Le nom irlandais Eiscir Riada donne une indication sur la signification des eskers. Le premier élément (et l'anglais esker) vient du vieil irlandais escir qui signifie « une crête, une élévation (séparant deux plaines ou surfaces déprimées) »[1] et le second vient du vieil irlandais ríad qui fait référence à « l'équitation, la conduite » (plus tard « l'apprivoisement ») des chevaux ou des bœufs conduits sur cette crête[2].
À la suite d'une bataille à Mag Lena, au deuxième siècle, l'île d'Irlande a été divisée en deux entités politiques le long de la ligne des eskers - « Leath Cuinn » (« la moitié de Conn ») au nord, et « Leath Mogha » (« la moitié de Mogha ») au sud[3].

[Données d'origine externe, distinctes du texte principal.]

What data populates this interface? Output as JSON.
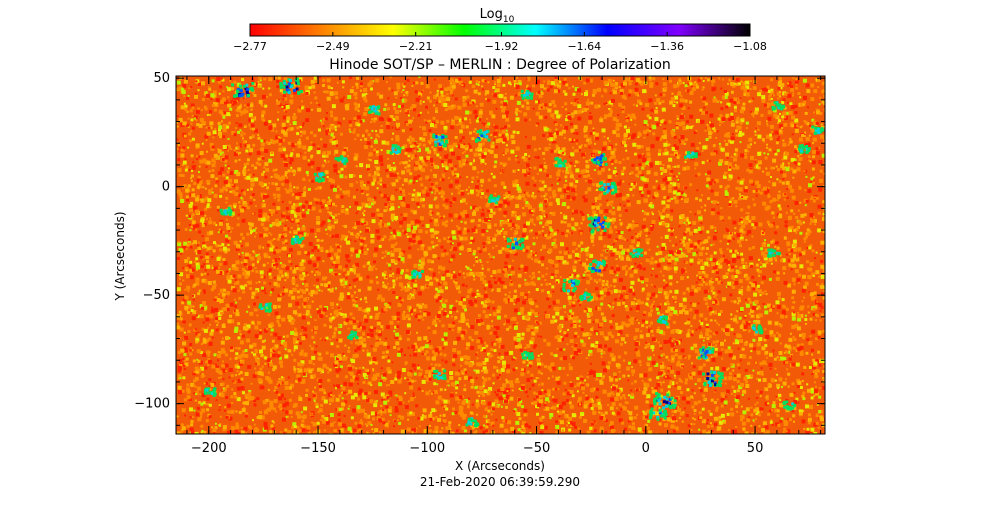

En raison de son terrain légèrement plus élevé, l'Esker Riada permettait de traverser les tourbières du centre de l'Irlande. Depuis l'Antiquité, il constitue une route reliant l'est et l'ouest de l'Irlande. En effet, son ancien nom irlandais est « An tSlí Mhór », ce qui signifie « La grande voie ».
La Slighe Mhór (« Grande route ») reliait l'abbaye de Clonard, l'abbaye de Durrow et l'établissement monastique de Clonmacnoise, construit à l'endroit où la Shannon traverse l'Esker Riada.
Contrairement aux tourbières environnantes, les sables glaciaires typiques des eskers offraient des terres bien drainées et de relativement bonne qualité, ce qui s'est avéré utile pour l'agriculture.